Bombs Hit Mosul, As Christians Are Offered Protection

October 12, 2008

Author: Alissa J. Rubin and Stephen Farrell

Source: The New York Times

http://www.nytimes.com/2008/10/13/world/middleeast/13iraq.html?emc=tnt&tntemail1=y

Two suicide bombers struck the northern city of Mosul on Sunday, killing at least five Iraqis and wounding dozens more, as Iraq’s leaders rallied behind the city’s Christian minority, expressing distress at recent murders and displacement that have plagued the group.

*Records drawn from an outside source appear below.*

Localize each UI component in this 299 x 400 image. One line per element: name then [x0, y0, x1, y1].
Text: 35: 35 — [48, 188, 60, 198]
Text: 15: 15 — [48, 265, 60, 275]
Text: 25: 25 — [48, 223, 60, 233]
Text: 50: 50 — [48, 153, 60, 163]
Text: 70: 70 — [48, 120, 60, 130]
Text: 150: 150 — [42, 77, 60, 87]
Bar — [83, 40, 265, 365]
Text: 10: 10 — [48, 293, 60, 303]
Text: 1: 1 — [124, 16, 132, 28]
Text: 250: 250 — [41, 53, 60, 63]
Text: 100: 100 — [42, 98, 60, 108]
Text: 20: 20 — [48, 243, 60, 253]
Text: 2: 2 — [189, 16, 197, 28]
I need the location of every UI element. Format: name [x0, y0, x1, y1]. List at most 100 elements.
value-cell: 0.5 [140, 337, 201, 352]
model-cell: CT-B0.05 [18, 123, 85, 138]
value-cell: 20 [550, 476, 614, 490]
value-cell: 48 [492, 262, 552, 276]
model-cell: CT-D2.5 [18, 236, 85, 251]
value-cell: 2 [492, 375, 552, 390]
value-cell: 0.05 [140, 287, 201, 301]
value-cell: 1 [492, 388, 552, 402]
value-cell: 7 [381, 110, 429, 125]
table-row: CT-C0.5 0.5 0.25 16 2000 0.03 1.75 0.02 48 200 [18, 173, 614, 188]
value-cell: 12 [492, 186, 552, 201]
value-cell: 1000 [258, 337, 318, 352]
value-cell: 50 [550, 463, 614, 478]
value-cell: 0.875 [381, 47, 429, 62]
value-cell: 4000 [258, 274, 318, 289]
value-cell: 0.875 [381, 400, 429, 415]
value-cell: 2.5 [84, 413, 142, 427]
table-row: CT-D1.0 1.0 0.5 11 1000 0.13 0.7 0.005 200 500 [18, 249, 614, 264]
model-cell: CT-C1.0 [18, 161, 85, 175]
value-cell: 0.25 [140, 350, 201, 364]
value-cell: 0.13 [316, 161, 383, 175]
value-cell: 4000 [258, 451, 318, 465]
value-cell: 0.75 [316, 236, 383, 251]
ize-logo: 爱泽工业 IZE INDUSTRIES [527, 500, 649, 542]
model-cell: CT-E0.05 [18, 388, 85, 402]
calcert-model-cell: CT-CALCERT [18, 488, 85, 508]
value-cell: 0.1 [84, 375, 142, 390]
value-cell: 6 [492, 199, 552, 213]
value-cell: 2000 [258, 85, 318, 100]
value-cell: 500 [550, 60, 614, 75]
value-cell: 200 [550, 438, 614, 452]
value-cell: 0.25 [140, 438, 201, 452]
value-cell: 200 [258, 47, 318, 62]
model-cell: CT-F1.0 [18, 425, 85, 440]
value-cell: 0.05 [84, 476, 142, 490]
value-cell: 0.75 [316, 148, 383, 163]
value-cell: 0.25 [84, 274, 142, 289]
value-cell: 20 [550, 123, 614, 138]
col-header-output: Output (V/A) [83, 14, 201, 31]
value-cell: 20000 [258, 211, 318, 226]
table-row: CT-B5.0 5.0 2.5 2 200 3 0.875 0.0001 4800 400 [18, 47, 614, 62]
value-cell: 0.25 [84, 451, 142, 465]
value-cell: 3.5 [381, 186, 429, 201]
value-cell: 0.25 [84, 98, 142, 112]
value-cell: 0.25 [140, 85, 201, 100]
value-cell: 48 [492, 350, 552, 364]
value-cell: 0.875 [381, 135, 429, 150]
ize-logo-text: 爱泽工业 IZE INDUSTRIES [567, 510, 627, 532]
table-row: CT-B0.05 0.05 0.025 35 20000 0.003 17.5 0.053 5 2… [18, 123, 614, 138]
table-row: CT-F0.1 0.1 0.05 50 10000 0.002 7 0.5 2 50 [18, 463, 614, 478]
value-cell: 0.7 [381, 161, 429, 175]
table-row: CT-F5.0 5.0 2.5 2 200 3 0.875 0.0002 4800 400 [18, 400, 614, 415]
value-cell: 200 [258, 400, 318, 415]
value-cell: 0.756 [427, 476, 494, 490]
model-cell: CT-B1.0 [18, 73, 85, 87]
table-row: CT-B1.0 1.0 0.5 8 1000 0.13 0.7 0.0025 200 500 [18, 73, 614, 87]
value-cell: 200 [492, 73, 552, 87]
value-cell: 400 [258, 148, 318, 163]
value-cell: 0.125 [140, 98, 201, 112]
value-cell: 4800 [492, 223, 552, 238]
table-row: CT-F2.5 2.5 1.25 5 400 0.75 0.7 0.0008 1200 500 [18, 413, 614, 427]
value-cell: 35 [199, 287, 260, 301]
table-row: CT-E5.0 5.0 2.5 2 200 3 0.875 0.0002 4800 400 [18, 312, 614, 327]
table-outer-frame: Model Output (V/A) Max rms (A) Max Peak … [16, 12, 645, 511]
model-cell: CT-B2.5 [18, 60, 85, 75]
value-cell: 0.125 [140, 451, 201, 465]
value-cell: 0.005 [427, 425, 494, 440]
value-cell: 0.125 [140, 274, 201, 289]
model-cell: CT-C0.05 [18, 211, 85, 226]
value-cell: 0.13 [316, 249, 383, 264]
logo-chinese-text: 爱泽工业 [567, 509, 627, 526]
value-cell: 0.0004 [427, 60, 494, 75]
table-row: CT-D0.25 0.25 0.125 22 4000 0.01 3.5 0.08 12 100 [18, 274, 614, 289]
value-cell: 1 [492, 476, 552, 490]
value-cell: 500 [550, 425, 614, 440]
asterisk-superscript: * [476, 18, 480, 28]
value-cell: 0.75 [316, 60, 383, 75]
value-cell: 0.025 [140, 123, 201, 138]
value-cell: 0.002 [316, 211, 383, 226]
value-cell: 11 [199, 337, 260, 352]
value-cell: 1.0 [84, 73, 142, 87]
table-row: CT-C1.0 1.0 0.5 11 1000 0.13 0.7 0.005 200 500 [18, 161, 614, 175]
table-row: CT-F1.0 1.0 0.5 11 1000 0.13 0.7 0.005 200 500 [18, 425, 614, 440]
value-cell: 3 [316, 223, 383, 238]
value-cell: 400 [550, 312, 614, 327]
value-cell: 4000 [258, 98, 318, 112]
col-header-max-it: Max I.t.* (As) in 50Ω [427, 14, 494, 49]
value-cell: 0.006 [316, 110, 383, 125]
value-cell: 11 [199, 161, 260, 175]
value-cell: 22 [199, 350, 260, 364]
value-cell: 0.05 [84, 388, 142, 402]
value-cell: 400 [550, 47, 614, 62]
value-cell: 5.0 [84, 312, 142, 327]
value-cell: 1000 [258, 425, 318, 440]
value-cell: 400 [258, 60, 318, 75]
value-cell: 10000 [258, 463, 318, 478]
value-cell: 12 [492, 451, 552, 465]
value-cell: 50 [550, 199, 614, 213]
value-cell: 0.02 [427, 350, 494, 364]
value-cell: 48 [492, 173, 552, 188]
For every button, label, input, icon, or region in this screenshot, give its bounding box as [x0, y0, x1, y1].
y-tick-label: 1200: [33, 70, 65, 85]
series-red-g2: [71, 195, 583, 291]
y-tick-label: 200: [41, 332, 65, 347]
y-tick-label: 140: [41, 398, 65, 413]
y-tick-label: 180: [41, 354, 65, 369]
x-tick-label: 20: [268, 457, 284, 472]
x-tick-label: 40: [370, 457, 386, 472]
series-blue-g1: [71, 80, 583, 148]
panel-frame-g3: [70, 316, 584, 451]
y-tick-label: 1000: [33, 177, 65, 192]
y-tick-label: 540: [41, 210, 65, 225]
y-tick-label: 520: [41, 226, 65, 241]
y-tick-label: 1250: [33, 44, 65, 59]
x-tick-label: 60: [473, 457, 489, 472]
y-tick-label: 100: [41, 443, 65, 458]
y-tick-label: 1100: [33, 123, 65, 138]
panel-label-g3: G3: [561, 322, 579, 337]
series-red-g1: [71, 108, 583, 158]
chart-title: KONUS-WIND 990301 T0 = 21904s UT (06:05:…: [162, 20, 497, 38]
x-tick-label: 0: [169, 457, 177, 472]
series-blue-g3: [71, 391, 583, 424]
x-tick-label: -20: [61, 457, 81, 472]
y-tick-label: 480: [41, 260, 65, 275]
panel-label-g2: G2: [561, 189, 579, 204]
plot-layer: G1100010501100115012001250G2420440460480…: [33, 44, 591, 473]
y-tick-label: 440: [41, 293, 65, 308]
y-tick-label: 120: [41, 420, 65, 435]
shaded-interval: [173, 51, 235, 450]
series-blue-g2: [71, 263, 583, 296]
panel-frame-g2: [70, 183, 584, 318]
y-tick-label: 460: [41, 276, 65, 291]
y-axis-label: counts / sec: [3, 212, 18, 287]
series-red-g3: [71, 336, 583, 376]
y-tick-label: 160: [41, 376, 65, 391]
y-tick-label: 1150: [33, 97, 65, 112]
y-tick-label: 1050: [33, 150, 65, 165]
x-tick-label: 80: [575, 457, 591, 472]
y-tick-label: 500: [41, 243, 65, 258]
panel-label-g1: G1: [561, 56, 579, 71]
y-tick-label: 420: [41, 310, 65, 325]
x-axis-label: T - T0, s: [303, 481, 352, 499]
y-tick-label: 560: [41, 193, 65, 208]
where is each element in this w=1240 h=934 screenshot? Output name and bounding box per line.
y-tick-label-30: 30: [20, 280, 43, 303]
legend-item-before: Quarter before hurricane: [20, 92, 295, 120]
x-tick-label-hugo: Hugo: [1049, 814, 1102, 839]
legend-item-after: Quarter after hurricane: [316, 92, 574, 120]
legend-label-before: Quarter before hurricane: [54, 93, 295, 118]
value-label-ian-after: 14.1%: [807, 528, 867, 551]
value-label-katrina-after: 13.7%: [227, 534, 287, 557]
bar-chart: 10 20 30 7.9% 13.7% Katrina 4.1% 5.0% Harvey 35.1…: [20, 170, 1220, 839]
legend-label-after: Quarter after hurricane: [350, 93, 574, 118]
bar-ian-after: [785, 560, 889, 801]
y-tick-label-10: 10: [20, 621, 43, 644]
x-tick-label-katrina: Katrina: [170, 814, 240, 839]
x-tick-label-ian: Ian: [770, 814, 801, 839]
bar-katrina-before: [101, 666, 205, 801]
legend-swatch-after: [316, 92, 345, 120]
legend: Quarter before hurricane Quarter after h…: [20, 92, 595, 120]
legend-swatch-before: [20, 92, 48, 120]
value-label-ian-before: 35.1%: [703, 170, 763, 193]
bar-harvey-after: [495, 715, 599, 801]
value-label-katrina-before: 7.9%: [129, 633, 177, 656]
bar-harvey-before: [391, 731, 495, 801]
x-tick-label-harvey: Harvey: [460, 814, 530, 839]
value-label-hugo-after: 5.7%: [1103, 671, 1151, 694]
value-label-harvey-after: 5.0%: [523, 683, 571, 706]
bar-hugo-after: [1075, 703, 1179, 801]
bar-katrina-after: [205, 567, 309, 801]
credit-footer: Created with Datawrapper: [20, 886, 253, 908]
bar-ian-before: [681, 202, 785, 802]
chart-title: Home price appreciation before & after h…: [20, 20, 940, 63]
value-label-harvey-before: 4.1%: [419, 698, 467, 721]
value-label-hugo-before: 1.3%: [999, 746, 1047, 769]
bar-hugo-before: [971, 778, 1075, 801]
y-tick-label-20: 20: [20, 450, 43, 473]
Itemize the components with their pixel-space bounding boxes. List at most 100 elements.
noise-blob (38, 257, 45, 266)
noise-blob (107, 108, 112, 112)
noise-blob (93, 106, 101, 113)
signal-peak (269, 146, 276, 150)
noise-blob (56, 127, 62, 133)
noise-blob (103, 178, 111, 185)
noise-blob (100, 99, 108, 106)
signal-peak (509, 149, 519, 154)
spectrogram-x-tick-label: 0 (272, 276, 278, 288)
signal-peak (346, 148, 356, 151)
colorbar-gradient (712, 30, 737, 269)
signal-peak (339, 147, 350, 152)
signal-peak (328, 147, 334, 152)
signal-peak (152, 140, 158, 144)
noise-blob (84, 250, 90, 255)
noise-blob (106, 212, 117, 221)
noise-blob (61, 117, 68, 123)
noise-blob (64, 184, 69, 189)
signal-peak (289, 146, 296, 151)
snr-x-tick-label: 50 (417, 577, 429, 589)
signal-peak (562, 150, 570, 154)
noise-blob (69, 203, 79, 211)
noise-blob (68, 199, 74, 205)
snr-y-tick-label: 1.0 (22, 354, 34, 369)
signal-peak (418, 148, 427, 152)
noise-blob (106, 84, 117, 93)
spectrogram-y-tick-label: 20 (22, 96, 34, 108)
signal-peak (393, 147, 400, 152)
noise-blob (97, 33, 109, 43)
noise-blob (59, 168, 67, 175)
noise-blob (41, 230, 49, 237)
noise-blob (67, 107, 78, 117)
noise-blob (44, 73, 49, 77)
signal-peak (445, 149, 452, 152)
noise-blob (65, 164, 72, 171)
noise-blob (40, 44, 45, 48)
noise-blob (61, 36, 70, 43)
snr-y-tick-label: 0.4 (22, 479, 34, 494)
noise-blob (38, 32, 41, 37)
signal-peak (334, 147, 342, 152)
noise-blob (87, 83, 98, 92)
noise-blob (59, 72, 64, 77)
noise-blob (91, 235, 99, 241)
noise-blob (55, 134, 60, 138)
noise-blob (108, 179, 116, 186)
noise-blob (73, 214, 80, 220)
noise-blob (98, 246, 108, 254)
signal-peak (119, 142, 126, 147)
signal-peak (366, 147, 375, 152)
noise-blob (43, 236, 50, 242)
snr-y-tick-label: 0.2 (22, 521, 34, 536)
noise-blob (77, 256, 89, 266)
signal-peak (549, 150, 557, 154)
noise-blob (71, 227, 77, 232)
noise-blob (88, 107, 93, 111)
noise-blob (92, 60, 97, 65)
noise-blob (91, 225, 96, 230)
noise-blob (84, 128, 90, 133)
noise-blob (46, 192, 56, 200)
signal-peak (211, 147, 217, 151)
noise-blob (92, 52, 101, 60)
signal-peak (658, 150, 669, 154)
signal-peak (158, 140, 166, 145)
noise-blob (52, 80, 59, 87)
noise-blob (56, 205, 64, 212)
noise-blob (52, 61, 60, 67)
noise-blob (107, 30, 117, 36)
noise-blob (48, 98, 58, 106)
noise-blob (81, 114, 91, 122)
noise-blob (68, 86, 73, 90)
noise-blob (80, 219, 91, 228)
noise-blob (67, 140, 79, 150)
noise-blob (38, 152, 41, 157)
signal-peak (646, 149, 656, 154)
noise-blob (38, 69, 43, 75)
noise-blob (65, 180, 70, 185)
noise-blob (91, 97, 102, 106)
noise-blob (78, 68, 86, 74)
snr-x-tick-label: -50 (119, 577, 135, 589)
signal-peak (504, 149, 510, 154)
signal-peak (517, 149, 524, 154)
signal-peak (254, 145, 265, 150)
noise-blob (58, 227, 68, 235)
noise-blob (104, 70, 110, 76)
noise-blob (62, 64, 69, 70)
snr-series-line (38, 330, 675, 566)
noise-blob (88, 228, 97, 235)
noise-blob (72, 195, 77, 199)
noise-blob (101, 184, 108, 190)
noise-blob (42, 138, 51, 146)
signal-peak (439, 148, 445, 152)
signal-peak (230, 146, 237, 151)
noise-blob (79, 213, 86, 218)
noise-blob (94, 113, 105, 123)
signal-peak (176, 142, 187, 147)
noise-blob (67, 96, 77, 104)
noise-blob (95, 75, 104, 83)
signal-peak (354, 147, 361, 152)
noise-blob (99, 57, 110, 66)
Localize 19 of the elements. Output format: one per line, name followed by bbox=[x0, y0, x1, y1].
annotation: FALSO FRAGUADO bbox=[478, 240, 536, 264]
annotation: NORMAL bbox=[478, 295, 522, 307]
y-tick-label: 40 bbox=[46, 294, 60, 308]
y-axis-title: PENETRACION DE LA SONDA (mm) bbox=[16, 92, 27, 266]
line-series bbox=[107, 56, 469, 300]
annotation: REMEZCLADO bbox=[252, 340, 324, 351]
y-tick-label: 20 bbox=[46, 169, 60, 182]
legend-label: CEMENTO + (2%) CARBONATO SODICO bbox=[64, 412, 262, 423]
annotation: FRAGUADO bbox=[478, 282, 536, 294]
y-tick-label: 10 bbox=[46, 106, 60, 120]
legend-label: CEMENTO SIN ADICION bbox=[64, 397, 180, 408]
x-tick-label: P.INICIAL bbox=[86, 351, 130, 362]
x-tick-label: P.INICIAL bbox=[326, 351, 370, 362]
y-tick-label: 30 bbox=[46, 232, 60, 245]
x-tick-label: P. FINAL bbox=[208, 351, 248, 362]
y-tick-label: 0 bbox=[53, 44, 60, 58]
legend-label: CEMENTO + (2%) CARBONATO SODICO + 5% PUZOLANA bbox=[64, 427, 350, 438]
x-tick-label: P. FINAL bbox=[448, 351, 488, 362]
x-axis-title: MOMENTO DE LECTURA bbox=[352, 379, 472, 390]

The leaders pledged to send forces to ensure that Christians could return to their homes. Violence has continued in the area despite months of concerted effort by American forces and the Iraqi government to root out violent actors there.

The first of Sunday’s suicide attacks hit an Iraqi patrol; the second, which took place a few blocks from the first blast, was aimed at civilians, the American military said in a statement.

Most of the recent violence in Mosul has been aimed at Christians. Eleven Christians have been killed in the past 10 days and 485 families have fled their homes in the city for villages in the Nineveh Plain north of Mosul, according to local Christian politicians, who requested anonymity because they feared reprisals.

Prime Minister Nuri Kamal al-Maliki ordered National Police forces to Mosul on Sunday to protect Christians and secure their churches.